Sindaci contro Renzi. E Zedda attacca: “Verso i Comuni politiche scellerate”

C’era anche Massimo Zedda tra i 250 sindaci che, questa mattina a Cagliari, hanno protestato contro le nuove regole della finanza locale. Ecco il suo intervento.

“Negli ultimi sei anni lo Stato ha attuato verso i Comuni politiche scellerate”. Massimo Zedda, il sindaco di Cagliari, lo ha detto in Consiglio regionale dove dalle 12,30 si sono sedute le fasce tricolori della Sardegna, ricevute in Aula dal presidente Gianfranco Ganau, dagli assessori Raffaele Paci e Cristiano Erriu e dai capigruppo.

Zedda ha parlato per meno di tre minuti (il tempo degli interventi era contingentato), raccogliendo l’applauso più convinto di tutta la mattina, cominciata alle 10 in piazza del Carmine. Obiettivo: protestare contro le nuove regole della finanza locale, approvate dal governo di Matteo Renzi con la legge di stabilità 2015 e in vigore dal 1° gennaio 2016, in sostituzione del patto di stabilità. I Comuni, adesso, devono rispettare il cosiddetto saldo di competenza (leggi qui). “Ma il risultato non cambia – hanno ripetuto le fasce tricolori -: la spesa dei Comuni resta ingessata”.

Zedda ha usato i numeri per difendere gli enti locali. E in Sardegna se ne contano 377, mentre in tutta Italia sono 8mila. “Insieme – ha sottolineato il primo cittadino di Cagliari – valgono appena il 6,5 per cento della spesa totale dello Stato e hanno un indebitamento che sui conti nazionali incede solo per il 2,5 per cento“. In questo quadro, secondo Zedda “non ci sarebbero i margini per applicare così severe regole verso la finanza locale, invece programmare e dare servizi alle nostre città è diventato sempre più difficile per via dei vincoli di spesa”.

Il sindaco di Cagliari si rivolge anche alla Regione: “Sarebbe ora – dice – ci metteste nelle condizioni di facilitare gli investimenti creando gli spazi finanziari promessi”. zedda-consiglio-regionaleZedda si appella al “patto di stabilità verticale”. A quel punto l’assessore Paci interviene, gli fa presente, pur senza microfoni, che adesso la procedura è definita “patto incentivato”. Zedda gli risponde: “Si chiamasse anche Pippo, il risultato non cambia: abbiamo bisogno che la Giunta si faccia carico di alcuni costi, almeno tecnicamente, permettendo agli enti locali di utilizzare le proprie risorse ma accreditandole sul bilancio regionale”.

Il primo cittadino del capoluogo evidenza un ulteriore aspetto: “A Roma – sottolinea – il Codice degli appalti non è stato adeguato alle nuove regole sull’armonizzazione dei bilanci. Ciò significa che tra assegnazione dei lavori e conclusione delle opere passerà sempre più tempo: attualmente si viaggia su una media assurda di tre anni, per via dell’inutile burocrazia”.

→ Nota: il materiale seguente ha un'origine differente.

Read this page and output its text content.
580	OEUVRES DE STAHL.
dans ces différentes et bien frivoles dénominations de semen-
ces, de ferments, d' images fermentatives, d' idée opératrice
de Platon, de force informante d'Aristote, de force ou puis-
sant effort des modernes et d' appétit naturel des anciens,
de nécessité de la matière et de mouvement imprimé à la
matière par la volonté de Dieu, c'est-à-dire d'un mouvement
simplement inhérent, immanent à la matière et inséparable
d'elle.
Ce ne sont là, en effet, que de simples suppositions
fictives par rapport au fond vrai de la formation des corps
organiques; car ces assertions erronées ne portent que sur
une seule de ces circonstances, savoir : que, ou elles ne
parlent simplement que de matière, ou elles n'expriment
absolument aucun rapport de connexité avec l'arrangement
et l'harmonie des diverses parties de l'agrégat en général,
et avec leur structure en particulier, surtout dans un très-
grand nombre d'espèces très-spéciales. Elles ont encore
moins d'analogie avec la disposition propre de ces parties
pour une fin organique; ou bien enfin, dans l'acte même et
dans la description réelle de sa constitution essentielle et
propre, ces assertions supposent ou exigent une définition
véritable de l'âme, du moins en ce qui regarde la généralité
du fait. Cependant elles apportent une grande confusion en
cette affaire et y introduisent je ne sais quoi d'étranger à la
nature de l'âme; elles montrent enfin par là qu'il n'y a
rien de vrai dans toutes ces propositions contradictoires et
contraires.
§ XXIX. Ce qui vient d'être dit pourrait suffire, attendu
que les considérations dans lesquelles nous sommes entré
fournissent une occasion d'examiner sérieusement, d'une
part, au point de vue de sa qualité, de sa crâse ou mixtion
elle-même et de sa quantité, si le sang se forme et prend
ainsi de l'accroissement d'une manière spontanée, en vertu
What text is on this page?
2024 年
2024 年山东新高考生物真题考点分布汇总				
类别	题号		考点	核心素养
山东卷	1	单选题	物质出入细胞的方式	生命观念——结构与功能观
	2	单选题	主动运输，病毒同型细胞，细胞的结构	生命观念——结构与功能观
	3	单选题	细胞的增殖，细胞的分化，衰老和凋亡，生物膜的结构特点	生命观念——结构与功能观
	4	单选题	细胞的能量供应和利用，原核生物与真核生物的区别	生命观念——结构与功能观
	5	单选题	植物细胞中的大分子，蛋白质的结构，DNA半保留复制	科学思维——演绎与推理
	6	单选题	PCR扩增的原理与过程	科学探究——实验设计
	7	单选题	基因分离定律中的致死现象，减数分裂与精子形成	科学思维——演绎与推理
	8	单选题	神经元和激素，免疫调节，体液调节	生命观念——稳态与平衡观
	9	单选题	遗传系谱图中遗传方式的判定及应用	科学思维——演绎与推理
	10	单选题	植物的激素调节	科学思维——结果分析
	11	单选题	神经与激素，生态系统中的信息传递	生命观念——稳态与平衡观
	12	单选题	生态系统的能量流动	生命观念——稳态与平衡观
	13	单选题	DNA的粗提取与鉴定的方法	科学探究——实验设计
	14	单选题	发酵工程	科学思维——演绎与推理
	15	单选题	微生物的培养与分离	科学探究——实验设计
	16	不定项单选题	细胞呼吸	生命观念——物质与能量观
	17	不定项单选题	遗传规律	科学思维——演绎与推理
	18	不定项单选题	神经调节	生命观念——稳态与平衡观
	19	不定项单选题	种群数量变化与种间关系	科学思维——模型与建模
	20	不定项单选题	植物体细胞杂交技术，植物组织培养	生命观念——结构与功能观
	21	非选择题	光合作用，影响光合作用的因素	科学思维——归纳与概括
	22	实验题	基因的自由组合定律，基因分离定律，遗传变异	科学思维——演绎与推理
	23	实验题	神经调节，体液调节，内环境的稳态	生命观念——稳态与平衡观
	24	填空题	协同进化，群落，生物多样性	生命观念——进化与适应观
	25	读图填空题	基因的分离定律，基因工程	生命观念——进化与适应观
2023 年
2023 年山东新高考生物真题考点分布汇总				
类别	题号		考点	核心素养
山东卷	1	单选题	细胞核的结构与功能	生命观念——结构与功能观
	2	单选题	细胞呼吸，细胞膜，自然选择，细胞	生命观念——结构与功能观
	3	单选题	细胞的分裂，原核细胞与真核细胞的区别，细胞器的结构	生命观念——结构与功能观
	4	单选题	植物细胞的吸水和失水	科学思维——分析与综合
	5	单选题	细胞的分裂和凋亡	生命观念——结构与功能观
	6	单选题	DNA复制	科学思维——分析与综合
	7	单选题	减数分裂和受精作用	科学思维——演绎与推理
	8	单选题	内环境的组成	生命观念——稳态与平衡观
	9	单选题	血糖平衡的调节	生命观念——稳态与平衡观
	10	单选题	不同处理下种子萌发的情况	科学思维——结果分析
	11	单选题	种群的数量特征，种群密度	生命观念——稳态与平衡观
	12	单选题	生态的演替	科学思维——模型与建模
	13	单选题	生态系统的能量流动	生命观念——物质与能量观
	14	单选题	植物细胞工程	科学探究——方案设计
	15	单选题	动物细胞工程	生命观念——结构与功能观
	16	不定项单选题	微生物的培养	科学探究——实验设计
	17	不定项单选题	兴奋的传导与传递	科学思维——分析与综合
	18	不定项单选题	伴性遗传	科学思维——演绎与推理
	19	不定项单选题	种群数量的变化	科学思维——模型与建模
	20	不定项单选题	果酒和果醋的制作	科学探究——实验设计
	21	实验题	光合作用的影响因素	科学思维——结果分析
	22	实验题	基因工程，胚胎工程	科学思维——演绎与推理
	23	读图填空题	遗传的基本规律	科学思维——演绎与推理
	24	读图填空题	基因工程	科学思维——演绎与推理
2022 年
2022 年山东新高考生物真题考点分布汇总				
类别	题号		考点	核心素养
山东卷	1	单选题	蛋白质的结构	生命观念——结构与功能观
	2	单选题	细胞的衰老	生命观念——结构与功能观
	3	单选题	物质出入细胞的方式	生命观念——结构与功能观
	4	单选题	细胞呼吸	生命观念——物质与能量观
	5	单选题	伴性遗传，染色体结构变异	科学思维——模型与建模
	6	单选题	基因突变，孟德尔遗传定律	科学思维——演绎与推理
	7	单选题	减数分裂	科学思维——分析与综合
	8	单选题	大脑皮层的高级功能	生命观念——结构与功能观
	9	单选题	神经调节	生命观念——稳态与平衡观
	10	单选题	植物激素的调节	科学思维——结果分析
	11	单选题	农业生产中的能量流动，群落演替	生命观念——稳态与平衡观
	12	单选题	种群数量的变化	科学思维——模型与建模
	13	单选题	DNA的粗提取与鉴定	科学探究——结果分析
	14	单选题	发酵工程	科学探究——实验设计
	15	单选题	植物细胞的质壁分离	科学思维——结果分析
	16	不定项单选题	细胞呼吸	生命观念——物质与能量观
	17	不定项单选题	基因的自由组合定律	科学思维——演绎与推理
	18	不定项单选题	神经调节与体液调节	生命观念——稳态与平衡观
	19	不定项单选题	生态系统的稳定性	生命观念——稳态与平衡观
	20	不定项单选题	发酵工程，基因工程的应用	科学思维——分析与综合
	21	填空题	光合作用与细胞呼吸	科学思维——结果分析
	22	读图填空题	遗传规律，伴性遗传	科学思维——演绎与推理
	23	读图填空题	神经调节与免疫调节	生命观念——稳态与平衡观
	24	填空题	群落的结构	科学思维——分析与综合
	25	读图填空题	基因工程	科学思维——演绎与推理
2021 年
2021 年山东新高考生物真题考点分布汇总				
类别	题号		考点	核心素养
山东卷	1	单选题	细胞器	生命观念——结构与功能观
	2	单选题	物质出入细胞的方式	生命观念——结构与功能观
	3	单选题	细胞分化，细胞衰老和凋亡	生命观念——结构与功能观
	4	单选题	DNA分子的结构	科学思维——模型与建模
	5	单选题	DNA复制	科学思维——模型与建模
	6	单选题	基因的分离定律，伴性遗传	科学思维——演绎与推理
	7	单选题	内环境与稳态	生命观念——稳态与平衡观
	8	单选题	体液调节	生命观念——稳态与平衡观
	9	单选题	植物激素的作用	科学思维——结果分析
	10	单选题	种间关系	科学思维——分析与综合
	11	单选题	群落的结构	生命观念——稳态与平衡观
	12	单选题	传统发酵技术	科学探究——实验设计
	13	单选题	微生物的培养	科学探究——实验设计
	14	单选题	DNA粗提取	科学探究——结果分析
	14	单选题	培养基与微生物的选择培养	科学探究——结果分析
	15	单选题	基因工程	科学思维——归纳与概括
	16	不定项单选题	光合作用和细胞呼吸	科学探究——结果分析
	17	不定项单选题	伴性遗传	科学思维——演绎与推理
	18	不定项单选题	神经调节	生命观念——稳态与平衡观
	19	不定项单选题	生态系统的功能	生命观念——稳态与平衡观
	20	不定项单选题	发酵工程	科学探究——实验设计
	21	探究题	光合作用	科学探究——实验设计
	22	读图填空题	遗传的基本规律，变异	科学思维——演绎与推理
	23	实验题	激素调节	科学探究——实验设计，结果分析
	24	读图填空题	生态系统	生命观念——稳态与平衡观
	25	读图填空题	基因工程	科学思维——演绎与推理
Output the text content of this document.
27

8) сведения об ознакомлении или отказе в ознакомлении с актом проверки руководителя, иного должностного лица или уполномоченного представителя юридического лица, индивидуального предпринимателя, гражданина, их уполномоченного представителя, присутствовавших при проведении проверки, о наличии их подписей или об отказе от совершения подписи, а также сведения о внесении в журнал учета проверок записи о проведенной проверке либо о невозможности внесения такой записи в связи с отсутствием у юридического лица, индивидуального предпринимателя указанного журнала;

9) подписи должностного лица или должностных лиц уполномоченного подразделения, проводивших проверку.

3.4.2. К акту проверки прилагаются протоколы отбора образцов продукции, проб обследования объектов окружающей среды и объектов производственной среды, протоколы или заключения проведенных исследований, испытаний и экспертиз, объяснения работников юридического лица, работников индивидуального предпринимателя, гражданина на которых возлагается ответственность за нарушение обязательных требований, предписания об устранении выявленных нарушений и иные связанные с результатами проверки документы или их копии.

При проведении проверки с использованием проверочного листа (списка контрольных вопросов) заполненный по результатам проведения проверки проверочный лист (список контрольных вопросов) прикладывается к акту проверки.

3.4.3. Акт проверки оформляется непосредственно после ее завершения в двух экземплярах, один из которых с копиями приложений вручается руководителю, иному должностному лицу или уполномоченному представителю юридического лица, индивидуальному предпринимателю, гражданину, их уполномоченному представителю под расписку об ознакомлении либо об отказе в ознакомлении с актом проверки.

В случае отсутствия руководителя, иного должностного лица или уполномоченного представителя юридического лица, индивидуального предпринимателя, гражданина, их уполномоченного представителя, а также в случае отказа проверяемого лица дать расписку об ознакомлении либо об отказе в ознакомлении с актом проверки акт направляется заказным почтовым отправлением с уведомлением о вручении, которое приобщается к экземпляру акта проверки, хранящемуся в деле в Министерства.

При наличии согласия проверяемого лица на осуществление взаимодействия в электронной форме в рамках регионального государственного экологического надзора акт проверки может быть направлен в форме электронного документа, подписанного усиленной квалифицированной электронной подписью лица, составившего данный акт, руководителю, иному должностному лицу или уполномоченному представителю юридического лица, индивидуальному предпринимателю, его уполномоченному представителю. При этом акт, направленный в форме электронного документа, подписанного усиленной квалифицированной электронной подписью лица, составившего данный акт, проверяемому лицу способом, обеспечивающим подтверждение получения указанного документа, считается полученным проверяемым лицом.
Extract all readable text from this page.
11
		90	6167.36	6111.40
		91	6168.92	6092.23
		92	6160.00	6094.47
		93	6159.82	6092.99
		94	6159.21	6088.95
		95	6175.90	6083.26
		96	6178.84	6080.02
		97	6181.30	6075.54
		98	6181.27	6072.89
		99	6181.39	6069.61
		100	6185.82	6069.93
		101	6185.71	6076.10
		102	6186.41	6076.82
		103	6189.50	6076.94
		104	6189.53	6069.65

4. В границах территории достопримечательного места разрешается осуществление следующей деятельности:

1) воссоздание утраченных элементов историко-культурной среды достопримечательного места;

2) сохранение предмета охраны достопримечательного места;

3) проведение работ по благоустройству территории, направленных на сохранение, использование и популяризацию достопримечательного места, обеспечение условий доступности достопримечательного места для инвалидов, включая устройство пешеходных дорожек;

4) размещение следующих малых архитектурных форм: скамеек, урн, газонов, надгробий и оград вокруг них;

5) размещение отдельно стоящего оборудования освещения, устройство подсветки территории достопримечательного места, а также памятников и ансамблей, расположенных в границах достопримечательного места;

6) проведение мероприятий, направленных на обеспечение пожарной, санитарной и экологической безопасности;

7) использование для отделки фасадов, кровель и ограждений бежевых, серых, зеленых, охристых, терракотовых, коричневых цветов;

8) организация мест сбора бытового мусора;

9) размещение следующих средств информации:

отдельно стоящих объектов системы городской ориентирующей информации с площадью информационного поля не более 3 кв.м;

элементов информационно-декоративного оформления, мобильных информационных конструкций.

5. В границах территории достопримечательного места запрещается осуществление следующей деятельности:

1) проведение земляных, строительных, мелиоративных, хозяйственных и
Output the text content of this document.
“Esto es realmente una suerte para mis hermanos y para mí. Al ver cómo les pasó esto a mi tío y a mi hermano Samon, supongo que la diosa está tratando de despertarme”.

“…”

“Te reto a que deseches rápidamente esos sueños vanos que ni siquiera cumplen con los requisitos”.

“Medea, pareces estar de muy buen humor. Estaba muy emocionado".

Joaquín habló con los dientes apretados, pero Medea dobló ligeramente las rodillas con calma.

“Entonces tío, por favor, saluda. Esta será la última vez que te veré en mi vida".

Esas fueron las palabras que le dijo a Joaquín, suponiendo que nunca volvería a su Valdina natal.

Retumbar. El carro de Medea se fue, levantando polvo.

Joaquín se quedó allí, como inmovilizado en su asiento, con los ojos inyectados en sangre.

La scaramuccia tra Zedda e Paci non ha avuto conseguenze. Il sindaco di Cagliari ha precisato: “Io sostengo questa Giunta, ma bisogna lavorare insieme”. E appena ha concluso il proprio intervento, è passato davanti al tavolo della presidenza e ha stretto la mano all’assessore.

Al. Car.
(@alessacart on Twitter)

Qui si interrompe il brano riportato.